Every time I hand off a mocap take I feel like I'm playing "spot the body penetration" roulette. The obvious stuff you catch while scrubbing, but the subtle ones, a wrist briefly clipping a hip bone or a hand drifting through the chest mid-reach, slip through and become the animator's problem to clean up. Which is frustrating when you're the one who already did a cleanup pass.
Wrote a Blender script that iterates the frame range, checks world-space distance between a set of hand/arm bones and body bones each frame, and flags anything under a threshold. Optionally drops timeline markers at flagged frames so you can jump straight to the problem without scrubbing.
import bpy
ARMATURE_NAME = "Armature"
THRESHOLD = 0.08 # meters — tune per rig scale
HAND_BONES = ["hand_l", "hand_r", "lowerarm_twist_01_l", "lowerarm_twist_01_r"]

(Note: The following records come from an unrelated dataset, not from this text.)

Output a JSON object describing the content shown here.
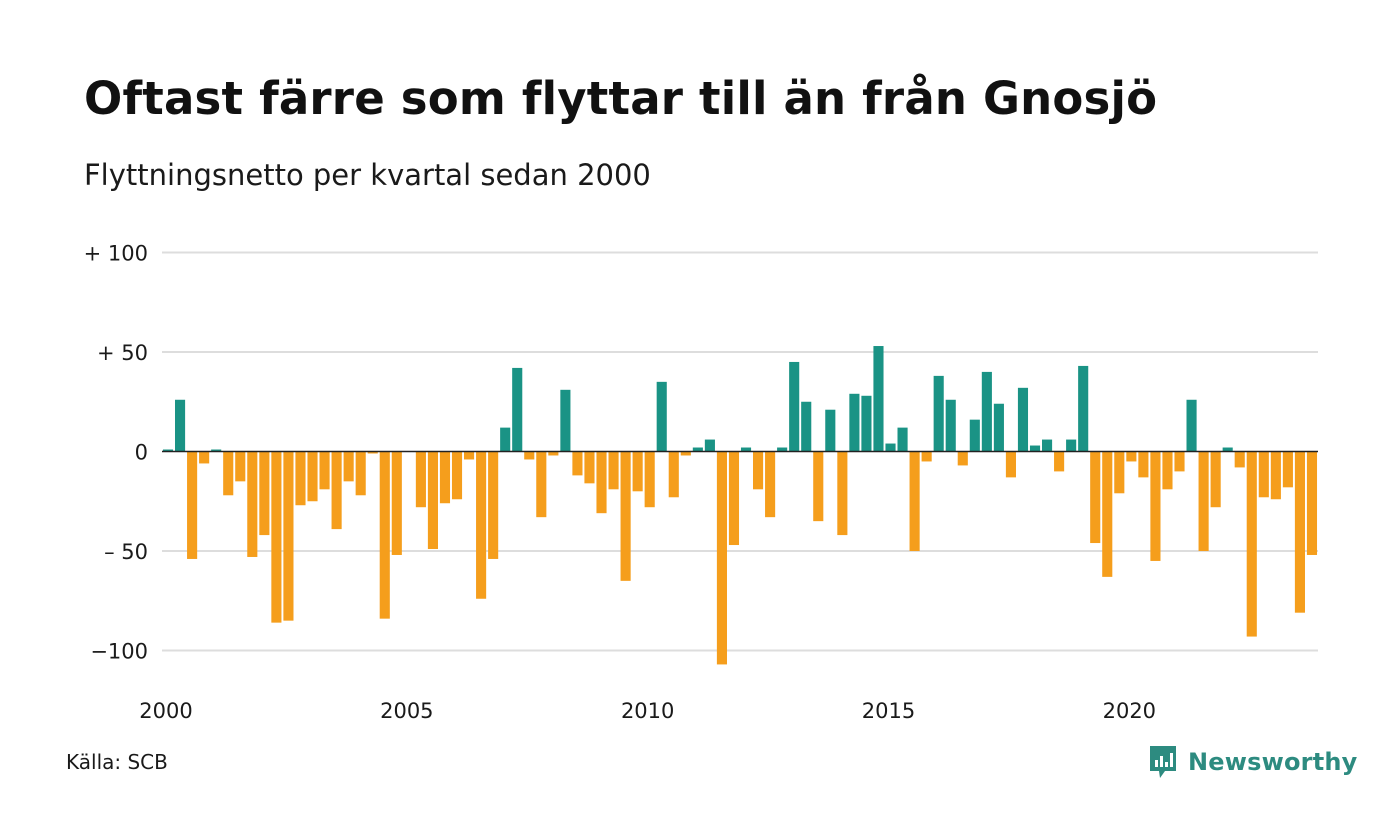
{
  "title": "Oftast färre som flyttar till än från Gnosjö",
  "subtitle": "Flyttningsnetto per kvartal sedan 2000",
  "source": "Källa: SCB",
  "brand": {
    "name": "Newsworthy",
    "icon": "newsworthy-logo-icon",
    "color": "#2d8b80"
  },
  "colors": {
    "positive": "#1a9385",
    "negative": "#f59e1c",
    "grid": "#dddddd",
    "zero_line": "#222222"
  },
  "chart_data": {
    "type": "bar",
    "title": "Oftast färre som flyttar till än från Gnosjö",
    "subtitle": "Flyttningsnetto per kvartal sedan 2000",
    "ylim": [
      -107,
      100
    ],
    "yticks": [
      {
        "value": 100,
        "label": "+ 100"
      },
      {
        "value": 50,
        "label": "+  50"
      },
      {
        "value": 0,
        "label": "0"
      },
      {
        "value": -50,
        "label": "– 50"
      },
      {
        "value": -100,
        "label": "−100"
      }
    ],
    "xticks": [
      "2000",
      "2005",
      "2010",
      "2015",
      "2020"
    ],
    "grid": true,
    "start_year": 2000,
    "values": [
      1,
      26,
      -54,
      -6,
      1,
      -22,
      -15,
      -53,
      -42,
      -86,
      -85,
      -27,
      -25,
      -19,
      -39,
      -15,
      -22,
      -1,
      -84,
      -52,
      0,
      -28,
      -49,
      -26,
      -24,
      -4,
      -74,
      -54,
      12,
      42,
      -4,
      -33,
      -2,
      31,
      -12,
      -16,
      -31,
      -19,
      -65,
      -20,
      -28,
      35,
      -23,
      -2,
      2,
      6,
      -107,
      -47,
      2,
      -19,
      -33,
      2,
      45,
      25,
      -35,
      21,
      -42,
      29,
      28,
      53,
      4,
      12,
      -50,
      -5,
      38,
      26,
      -7,
      16,
      40,
      24,
      -13,
      32,
      3,
      6,
      -10,
      6,
      43,
      -46,
      -63,
      -21,
      -5,
      -13,
      -55,
      -19,
      -10,
      26,
      -50,
      -28,
      2,
      -8,
      -93,
      -23,
      -24,
      -18,
      -81,
      -52
    ]
  }
}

BODY_BONES = ["spine_02", "spine_03", "clavicle_l", "clavicle_r", "neck_01"]
CREATE_MARKERS = True
def run_check():
obj = bpy.data.objects.get(ARMATURE_NAME)
if not obj or obj.type != 'ARMATURE':
print("Armature not found, check ARMATURE_NAME")
return
scene = bpy.context.scene
flagged = {}
for frame in range(scene.frame_start, scene.frame_end + 1):
scene.frame_set(frame)
bpy.context.view_layer.update()
pb = obj.pose.bones
for hname in HAND_BONES:
if hname not in pb:
continue
hw = obj.matrix_world @ pb[hname].head
for bname in BODY_BONES:
if bname not in pb:
continue
bw = obj.matrix_world @ pb[bname].head
dist = (hw - bw).length
if dist < THRESHOLD:
flagged.setdefault(frame, []).append(
f"{hname} -> {bname} ({dist:.3f}m)"
)
if not flagged:
print("No intersections found.")
return
print(f"{len(flagged)} frame(s) flagged:")

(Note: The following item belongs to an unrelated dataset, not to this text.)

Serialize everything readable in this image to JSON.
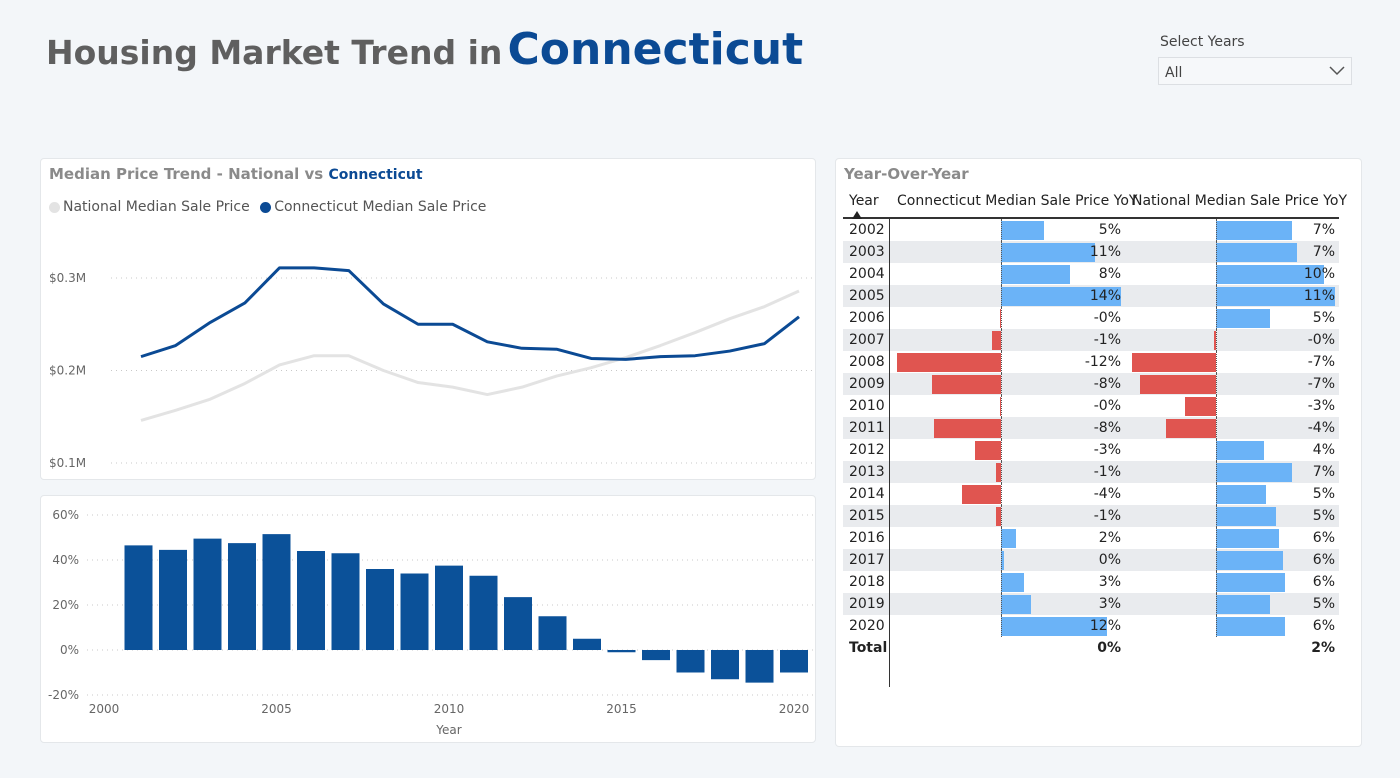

for fr, hits in sorted(flagged.items()):
print(f" Frame {fr:4d}: {', '.join(hits)}")
if CREATE_MARKERS:
scene.timeline_markers.new(f"INTERSECT_{fr}", frame=fr)
run_check()
Bone names are set up for UE5 Mannequin convention, just swap in your rig's naming. The THRESHOLD value took some tuning; 0.08m works for my scale but you'll want to experiment. Point-to-point distance between bone heads isn't perfect and will miss some rotational edge cases, but it catches the bulk of real collisions without being oversensitive.
It's slow on long takes. Full frame-set loop in Python, no way around that. A 300-frame take with this bone config runs in about 4–5 seconds here. Fine for a cleanup pass, not great if you wanted to run it as part of a batch pipeline.
Curious if anyone's found a smarter approach, checking actual mesh proximity, bounding volume heuristics, anything. The bone-distance method is crude but I've already caught several things that would have slipped through to the animator otherwise.